Buradaki değirmencilerin çoğunun üçüncü veya dördüncü kuşak olarak bayrağı devraldığını dile getiren Yumaklı, şunları kaydetti: "Bunu büyük bir avantaj olarak görüyoruz. Sektörün, maliyetlerdeki rekabet gücü, kalitede ve hizmette gösterdiği üstün başarılar sayesinde önümüzdeki yıllarda da dünyadaki liderliğini sürdüreceğini öngörüyoruz. 2022 yılını 2 milyar dolar civarında ihracatla tamamlayan Türk değirmen sektörü, 2023'ü de dünyadaki ekonomik sıkılaşmaya ve savaşlara rağmen 1,9 milyar doların üzerinde bir rakamla kapattı. Sektörün 2024'ün sonunda bunun çok daha üzerinde bir rakamla rekor kıracağına inanıyoruz."

 

Yumaklı, Türkiye'nin yıllık un üretim kapasitesinin yaklaşık 32 milyon ton civarında olduğunu ancak fiilen kullanılan kapasitenin genellikle bunun altında kaldığını ve kapasite kullanımının yüzde 45-50 civarında gerçekleştiğini anlattı.

 

Bu sorunun aşılması gerektiğini vurgulayan Yumaklı, sektörün altyapı sağlamlığının bütün imkanların en üst düzeyde kullanılmasıyla mümkün olacağını söyledi.

 

"HER 4 UN PAKETİNDEN BİRİSİNDE TÜRK ÜRETİCİLERİN İMZASI VAR"

 

Bakan Yumaklı, geçen yıl yurt içi kullanım ve ihracat amacıyla 15 milyon ton civarında un üretildiğini belirterek, şöyle devam etti: "İhracatın büyük bir kısmı Orta Doğu, Afrika ve Asya ülkelerine gerçekleşti.
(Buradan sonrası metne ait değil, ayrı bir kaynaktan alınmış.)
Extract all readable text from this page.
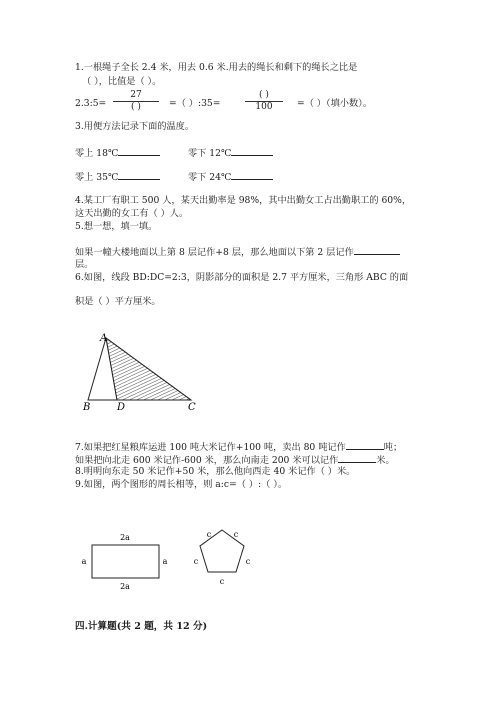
1.一根绳子全长 2.4 米，用去 0.6 米.用去的绳长和剩下的绳长之比是
（ ），比值是（ ）。
2.3:5=
27
( )	=（ ）:35=
( )
100	=（ ）（填小数）。
3.用便方法记录下面的温度。
零上 18℃	零下 12℃
零上 35℃	零下 24℃
4.某工厂有职工 500 人，某天出勤率是 98%，其中出勤女工占出勤职工的 60%，
这天出勤的女工有（ ）人。
5.想一想，填一填。
如果一幢大楼地面以上第 8 层记作+8 层，那么地面以下第 2 层记作
层。
6.如图，线段 BD:DC=2:3，阴影部分的面积是 2.7 平方厘米，三角形 ABC 的面
积是（ ）平方厘米。
A
B	D	C
7.如果把红星粮库运进 100 吨大米记作+100 吨，卖出 80 吨记作	吨；
如果把向北走 600 米记作-600 米，那么向南走 200 米可以记作	米。
8.明明向东走 50 米记作+50 米，那么他向西走 40 米记作（ ）米。
9.如图，两个图形的周长相等，则 a:c=（ ）:（ ）。
2a
2a
a	a
c	c
c	c
c
四.计算题(共 2 题，共 12 分)
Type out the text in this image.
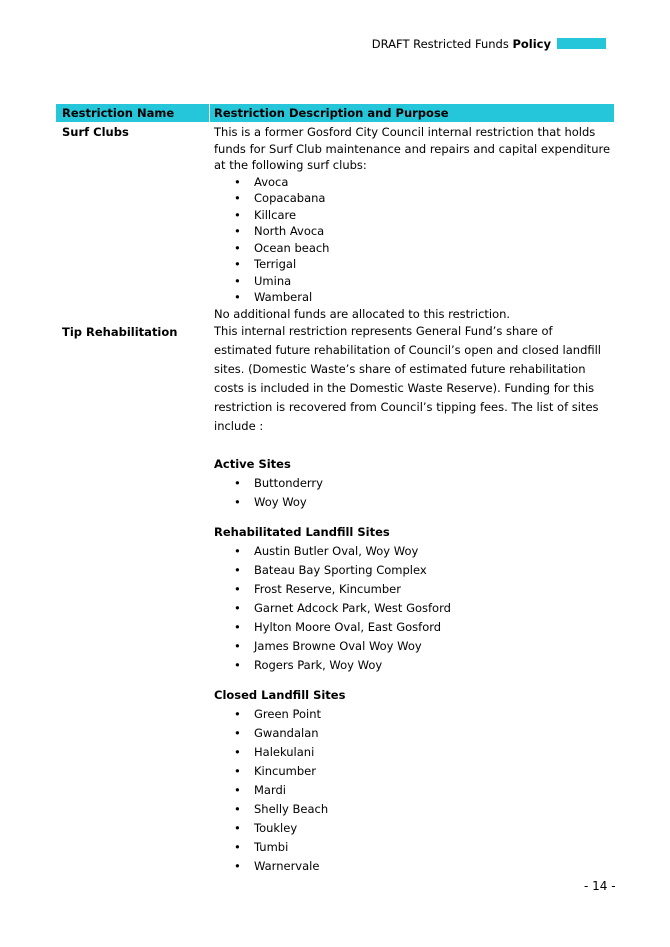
DRAFT Restricted Funds Policy
Restriction Name	Restriction Description and Purpose
Surf Clubs	This is a former Gosford City Council internal restriction that holds funds for Surf Club maintenance and repairs and capital expenditure at the following surf clubs:

• Avoca
• Copacabana
• Killcare
• North Avoca
• Ocean beach
• Terrigal
• Umina
• Wamberal

No additional funds are allocated to this restriction.

Tip Rehabilitation	This internal restriction represents General Fund’s share of estimated future rehabilitation of Council’s open and closed landfill sites. (Domestic Waste’s share of estimated future rehabilitation costs is included in the Domestic Waste Reserve). Funding for this restriction is recovered from Council’s tipping fees. The list of sites include :

Active Sites

• Buttonderry
• Woy Woy

Rehabilitated Landfill Sites

• Austin Butler Oval, Woy Woy
• Bateau Bay Sporting Complex
• Frost Reserve, Kincumber
• Garnet Adcock Park, West Gosford
• Hylton Moore Oval, East Gosford
• James Browne Oval Woy Woy
• Rogers Park, Woy Woy

Closed Landfill Sites

• Green Point
• Gwandalan
• Halekulani
• Kincumber
• Mardi
• Shelly Beach
• Toukley
• Tumbi
• Warnervale
- 14 -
Türkiye şu anda dünyada un ihracatında birinci, makarna ihracatında da ikinci sırada. 2023 yılı itibarıyla Türkiye'nin dünya un pazarındaki payı yüzde 23. Bu da dünyadaki her 4 un paketinden birisinde Türkiye'deki üreticilerin emeğinin bulunduğunu gösteriyor. Türk değirmencilik sektörü, depolama, taşıma ve boşaltma, öğütme, eleme, otomasyon, tartım ve laboratuvar sistemlerine kadar her bir alanda önemli başarılara imza atmayı sürdürmektedir. Dünyadaki en büyük kapasiteli un, yem, nişasta, kahve fabrikaları, Türk değirmen makinecileri tarafından kurulmaktadır."

 

Yumaklı, Şanlıurfa'daki Göbeklitepe'nin dünyada ilk buğdayın ve unun üretildiği yerin Anadolu olduğunu gösterdiğini kaydederek, "Dünyanın en eski sanayi kolu olan değirmenciliğin ortaya çıktığı bu coğrafya, bu kritik önemdeki endüstriye öncülük etmenin gururunu yaşıyor." diye konuştu.

 

Un ve tahıl üretiminde ihtiyaç duyulan enerjinin yeşil enerji kaynaklarından temin edilmesi amacıyla yapılan yatırımlardan bahseden Yumaklı, "Sektörün yeşil enerji kaynaklarına olan ilgisi son derece memnuniyet vericidir." ifadesini kullandı.